清宮「ハハハ」負傷も笑い飛ばした!史上初1年生2戦連発

[ 2015年8月18日 05:30 ]

<早実・九州国際大付>左手の親指にテーピングを巻いてプレーを続けた清宮

第97回全国高校野球選手権第12日・準々決勝 早実8―1九州国際大付

(8月17日 甲子園)
 驚異の1年生スラッガーが大会史に新たな一ページを刻んだ。早実(西東京)は準々決勝で九州国際大付(福岡)に8―1と快勝。清宮幸太郎内野手(1年)が4回に弾丸ライナーを右翼席へ運び、全国制覇した2006年以来となる4強入りに貢献した。1年生による2試合連続本塁打は大会史上初の快挙。「和製ベーブ・ルース」の勢いは増すばかりだ。18日の休養日を挟み、19日に決勝進出を懸けて仙台育英(宮城)と対戦する。

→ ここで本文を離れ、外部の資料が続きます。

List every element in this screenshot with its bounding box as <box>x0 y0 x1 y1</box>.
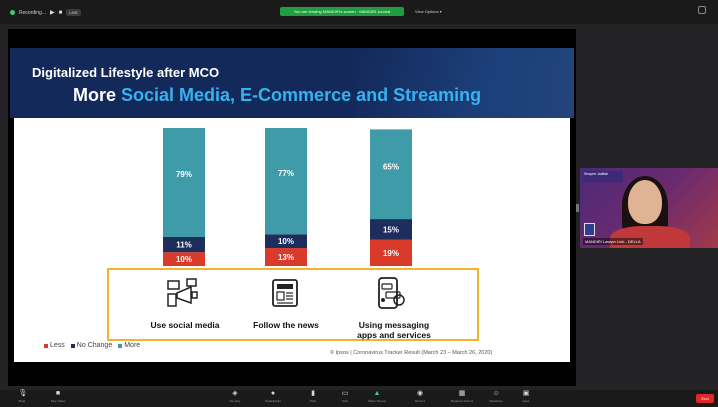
legend-less: Less <box>44 342 65 349</box>
bar-label-more-1: 79% <box>176 170 192 179</box>
newspaper-icon <box>272 279 298 307</box>
video-camera-icon: ■ <box>55 390 61 397</box>
source-note: © Ipsos | Coronavirus Tracker Result (Ma… <box>330 350 493 356</box>
category-label-messaging-line2: apps and services <box>357 330 431 340</box>
participant-name: MANDIRI Lawyer Link - DELLA <box>583 238 643 245</box>
bar-more-2 <box>265 128 307 235</box>
record-icon: ◉ <box>416 390 424 397</box>
apps-button[interactable]: ▣ Apps <box>516 390 536 406</box>
participants-label: Participants <box>265 399 281 403</box>
microphone-icon: 🎙 <box>18 390 28 397</box>
megaphone-icon <box>167 278 198 307</box>
chart-legend: Less No Change More <box>44 342 140 349</box>
security-label: Security <box>229 399 241 403</box>
bar-label-no-change-3: 15% <box>383 225 399 234</box>
participant-video[interactable]: Shopee Jadilah MANDIRI Lawyer Link - DEL… <box>580 168 718 248</box>
background-banner: Shopee Jadilah <box>583 171 623 182</box>
category-label-news: Follow the news <box>253 320 319 330</box>
breakout-rooms-button[interactable]: ▦ Breakout Rooms <box>450 390 474 406</box>
reactions-icon: ☺ <box>492 390 500 397</box>
share-screen-button[interactable]: ▲ Share Screen <box>367 390 387 406</box>
record-label: Record <box>415 399 425 403</box>
breakout-rooms-label: Breakout Rooms <box>450 399 474 403</box>
chat-button[interactable]: ▭ Chat <box>335 390 355 406</box>
apps-label: Apps <box>522 399 530 403</box>
chat-label: Chat <box>341 399 349 403</box>
security-button[interactable]: ◈ Security <box>225 390 245 406</box>
legend-more: More <box>118 342 140 349</box>
apps-icon: ▣ <box>522 390 530 397</box>
subtitle-highlight: Social Media, E-Commerce and Streaming <box>121 85 482 105</box>
zoom-window: Recording... ▶ ■ LIVE You are viewing MA… <box>0 0 718 407</box>
category-label-messaging-line1: Using messaging <box>358 320 430 330</box>
legend-more-swatch <box>118 343 123 348</box>
subtitle-prefix: More <box>73 85 122 105</box>
splitter-handle[interactable] <box>576 204 579 212</box>
polls-button[interactable]: ▮ Polls <box>303 390 323 406</box>
share-screen-label: Share Screen <box>367 399 387 403</box>
slide-title: Digitalized Lifestyle after MCO <box>32 65 220 80</box>
stop-video-button[interactable]: ■ Stop Video <box>48 390 68 406</box>
breakout-rooms-icon: ▦ <box>458 390 466 397</box>
category-label-social-media: Use social media <box>150 320 220 330</box>
category-label-messaging: Using messaging apps and services <box>334 320 454 340</box>
chat-icon: ▭ <box>341 390 349 397</box>
reactions-label: Reactions <box>489 399 503 403</box>
meeting-toolbar: 🎙 Mute ■ Stop Video ◈ Security ● Participant… <box>0 390 718 407</box>
end-meeting-button[interactable]: End <box>696 394 714 403</box>
bar-label-no-change-2: 10% <box>278 237 294 246</box>
participants-icon: ● <box>270 390 276 397</box>
person-face <box>628 180 662 224</box>
bar-label-less-1: 10% <box>176 255 192 264</box>
reactions-button[interactable]: ☺ Reactions <box>486 390 506 406</box>
category-box: Use social media Follow the news Using m… <box>107 268 479 341</box>
bar-more-1 <box>163 128 205 238</box>
participants-button[interactable]: ● Participants <box>263 390 283 406</box>
record-button[interactable]: ◉ Record <box>410 390 430 406</box>
legend-no-change: No Change <box>70 342 113 349</box>
mute-label: Mute <box>18 399 26 403</box>
polls-icon: ▮ <box>311 390 315 397</box>
shield-icon: ◈ <box>232 390 238 397</box>
legend-more-label: More <box>124 342 141 349</box>
legend-no-change-swatch <box>70 343 75 348</box>
legend-less-label: Less <box>50 342 65 349</box>
bar-label-more-2: 77% <box>278 169 294 178</box>
slide-subtitle: More Social Media, E-Commerce and Stream… <box>73 85 481 106</box>
bar-more-3 <box>370 129 412 220</box>
stop-video-label: Stop Video <box>50 399 66 403</box>
qr-logo-icon <box>584 223 595 236</box>
polls-label: Polls <box>309 399 317 403</box>
mute-button[interactable]: 🎙 Mute <box>12 390 32 406</box>
share-screen-icon: ▲ <box>373 390 381 397</box>
bar-label-more-3: 65% <box>383 163 399 172</box>
bar-label-no-change-1: 11% <box>176 241 192 250</box>
bar-label-less-2: 13% <box>278 253 294 262</box>
messaging-icon <box>378 277 405 309</box>
bar-label-less-3: 19% <box>383 249 399 258</box>
legend-no-change-label: No Change <box>76 342 113 349</box>
legend-less-swatch <box>44 343 48 348</box>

 事もなげに快挙を成し遂げた。清宮が4回、創設100年を迎えた大会の歴史に名を刻んだ。先頭で初球の130キロ直球を振り抜くと、打球は右翼ポール際へ伸びた。夏の甲子園史上初の1年生の2戦連続本塁打。3回戦・東海大甲府戦での放物線とは違いライナーで運んだ。「1本目とは違った。(ライナーが)自分の形。きょうはちゃんと打ったという実感が湧きました」。三塁ベースを回る前に手を叩いて会心の一撃を喜んだ。

 手負いで放った一発だった。初回の第1打席で内角攻めに遭い、最後は直球にどん詰まりの投ゴロ。左手親指の付け根を痛めた。「親指をやられちゃった」。打撲のような症状で、素振りするだけで痛んだ。

 我慢しながらプレーを続けたが、4回の守備に就く前に大事を取ってテーピングを施した。2戦連続本塁打は、その裏の攻撃に出た。「力が入らなくて。アドレナリンが出て頑張れました。逆にそれが良かったのかも。ハハハ。打席に入ったら忘れてました」とまるで人ごとのように高笑い。一塁の守備でも左手は痛んだが「そこもアドレナリンです。ハハハ。頑張りました」。7回には逆方向の左中間フェンス直撃の二塁打。アドレナリン全開で2本の長打を左右に放った。

 3回戦までは3戦連続で死球を受け、この日も厳しい内角攻めと相手のマークは試合ごとに厳しくなっている。だが、打席で立つ位置を変えるといった対策は特に立てていない。「変えたら変えただけ崩れる。インコースを打てないわけじゃない」。自分流を貫いての2戦連発だった。

 打撃に強いこだわりがある一方、記録への執着はない。甲子園1号の記念球は宿舎ホテルのベッド脇に無造作に置いてある。同部屋の2年生・金子が気を使い記念撮影しようかと申し出たほどだった。1年生の甲子園2本塁打は83年桑田(PL学園)以来、32年ぶり2人目。今大会最多タイの8打点も桑田に並んだ。清原(同)ら歴代の1年生スラッガーと常に比較される清宮は「比べたらまだまだ。2試合連続で出たけど、記録とかを狙ってるわけじゃない」と無頓着だ。

 早実は、斎藤(日本ハム)を擁して全国制覇した06年以来のベスト4進出。100年前の第1回大会で4強入りした大先輩たちに追いつき、清宮は「肩を並べたからには超えなければ」と力強く言った。頂点まであと2勝。16歳のスラッガーは次に何を見せてくれるのだろうか。 (松井 いつき)

 ▼桑田真澄氏 これだけの注目を集めながら1年生で2本もホームランを打つのは素晴らしいと思います。今回の清宮君の活躍で当時の打撃成績が脚光を浴びるのはありがたいことですが、僕は投手。まだ試合が残っているので、清宮君に僕の成績を超えてもらえればと思います。